Die is cast: EU Parliament votes end of ICE car in 2035

Europe has taken a historic step on Wednesday with the Parliament voting a ban on sales of new cars or vans with an internal combustion engine (ICE), including plug-in hybrids, from 2035 on. Only manufacturers selling less than 10 000 – mostly exclusive sports cars like Ferrari – can apply for a derogation for a multiannual CO2 reduction plan based on specific criteria.

E-fuels or plug-in hybrids will be no alternative to stretch the life expectancy of ICE cars. A proposal from the German Christian Democrat fraction, backed by the automotive industry, to leave a loophole for cars and vans emitting only 10% CO2 couldn’t find a majority.

Final decision by member states

It looks like the die is cast, but the member states still have to approve when they meet on June 28th. The end of the ICE car was part of eight proposals of the EU Commission’s ‘Fit for 55’ package.

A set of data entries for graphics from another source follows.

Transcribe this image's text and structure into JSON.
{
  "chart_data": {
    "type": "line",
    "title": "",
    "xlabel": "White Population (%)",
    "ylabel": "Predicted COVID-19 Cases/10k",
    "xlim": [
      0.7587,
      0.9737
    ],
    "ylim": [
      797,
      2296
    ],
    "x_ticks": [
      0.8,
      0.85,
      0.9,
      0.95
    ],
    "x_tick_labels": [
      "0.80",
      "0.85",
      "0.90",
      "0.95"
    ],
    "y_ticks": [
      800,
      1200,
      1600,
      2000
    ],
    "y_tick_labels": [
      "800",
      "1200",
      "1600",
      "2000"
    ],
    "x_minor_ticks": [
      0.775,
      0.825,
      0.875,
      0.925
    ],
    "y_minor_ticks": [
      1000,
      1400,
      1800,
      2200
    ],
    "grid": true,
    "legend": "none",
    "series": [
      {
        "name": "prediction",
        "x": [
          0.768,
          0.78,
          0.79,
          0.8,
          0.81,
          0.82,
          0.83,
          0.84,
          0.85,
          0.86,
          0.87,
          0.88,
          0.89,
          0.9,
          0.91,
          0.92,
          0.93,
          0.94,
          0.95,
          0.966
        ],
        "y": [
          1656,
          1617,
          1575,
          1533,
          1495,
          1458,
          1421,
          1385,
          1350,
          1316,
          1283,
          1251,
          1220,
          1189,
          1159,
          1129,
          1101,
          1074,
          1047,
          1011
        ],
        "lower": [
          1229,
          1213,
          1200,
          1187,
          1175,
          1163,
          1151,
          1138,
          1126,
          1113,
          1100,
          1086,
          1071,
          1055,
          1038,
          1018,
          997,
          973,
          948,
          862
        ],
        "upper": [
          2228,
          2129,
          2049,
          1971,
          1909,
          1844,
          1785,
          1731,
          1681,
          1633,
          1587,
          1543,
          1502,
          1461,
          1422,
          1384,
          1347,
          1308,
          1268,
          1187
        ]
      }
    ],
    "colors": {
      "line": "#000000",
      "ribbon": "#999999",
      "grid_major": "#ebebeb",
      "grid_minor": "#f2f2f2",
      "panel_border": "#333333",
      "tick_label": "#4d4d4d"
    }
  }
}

But three of them, concerning the carbon emission market (ETS) reform for heavy polluters, were sent back for a ‘re-negotiation’ as greens and socialists voted against extending target dates. The Commission hopes to find a new consensus on this before the end of the year.

ACEA bites the bullet

ACEA, the European Automobile Manufacturers’ Association with headquarters in Brussels, says it “takes note of the European Parliament’s plenary vote on CO2 reduction targets for cars and vans.” It can live with most of the targets set but warns again that for this to happen, the charging infrastructure must follow the same pace.

The final enforcement of sales of zero-emission cars and vans only by 2035 is a somewhat bitter pill for them to swallow, despite most manufacturers have already decided to phase out ICE cars defacto from their lineup in Europe earlier.

Fully contributing to 2050 goals.

“The automobile industry will fully contribute to the goal of a carbon-neutral Europe in 2050. Our industry is in the midst of a wide push for electric vehicles, with new models arriving steadily. These are meeting customers’ demands and are driving the transition towards sustainable mobility,” stated Oliver Zipse, ACEA President and CEO of BMW.

ACEA is happy the 2025 target of reducing CO2 by -15% for cars and vans is maintained. Making it stricter would leave not enough time for the industry to adapt, considering development times for new vehicles.

Volatility and uncertainty

The 55% target for cars by 2030 (compared to a 2021 baseline) “is very challenging and would only be achievable with a huge increase in sales of electricallychargeable vehicles,” ACEA already said earlier. That’s even more, the case for the -50% CO2 reduction target for vans which will put tremendous pressure on small companies that heavily depend on them.

The total ban on ICE cars and vans in 2035 is something ACEA warns is dangerous to cast in stone already. “Given the volatility and uncertainty we are experiencing day-by-day globally, any long-term regulation going beyond this decade is premature at this early stage. Instead, a transparent review is needed halfway in order to define post-2030 targets.” ACEA proposes to make a round-up in 2028 and adjust accordingly if needed.

T&E applauds no e-fuels allowed

NGO and climate lobbying organization Transport & Environment, also based in Brussels, applauds the votes in the European Parliament. They were especially happy the MPs turning down the suggested loophole for synthetic fuels.

Synthetic fuels like e-methane and e-diesel are made from – preferably – green hydrogen and abated CO2 and can be burnt in a combustion engine. The greenhouse gas capture during production compensates for tailpipe CO2 emissions. Porsche is an investor in electric fuel production, saying more than 90% of all cars it ever built are still on the roads, but also Chinese giant Geely runs pilot projects.

“E-fuels would reduce the CO2 emissions of a car bought in 2030 by just 5%, on average, over its lifetime compared to petrol, a new lifecycle analysis confirms. Burning synthetic fuels would also pump toxic NOx emissions into the air. Tests have shown that running a car on e-fuel is far more expensive compared to an electric vehicle. Producing e-fuels is also much less efficient than powering a battery-electric car,” T&E states.

Aviation will have to pay too

The aviation sector in Europe will no longer be able to avoid paying for its CO2 emissions for flights originating from within the EU. The Parliament voted with 479 against 130 to scrap the free emission rights the sector gets today – making out 80% of the total – by 2025. That’s two years earlier than the EU Commission had proposed.

The approved text proposes a limit of 50% of free emission rights by 2024 as an intermediate step. The Commission was leaner proposing gradual stepping up to 25% in 2024, 50% in 2025, and 75% in 2026 to reach 100% in 2027.

The EU Emissions Trading System will apply to all flights originating from one of the 27 EU member states, plus Norway, Iceland, and Lichtenstein. Not only with a destination within that area but also worldwide. It won’t apply to flights coming into Europe from non-EU countries.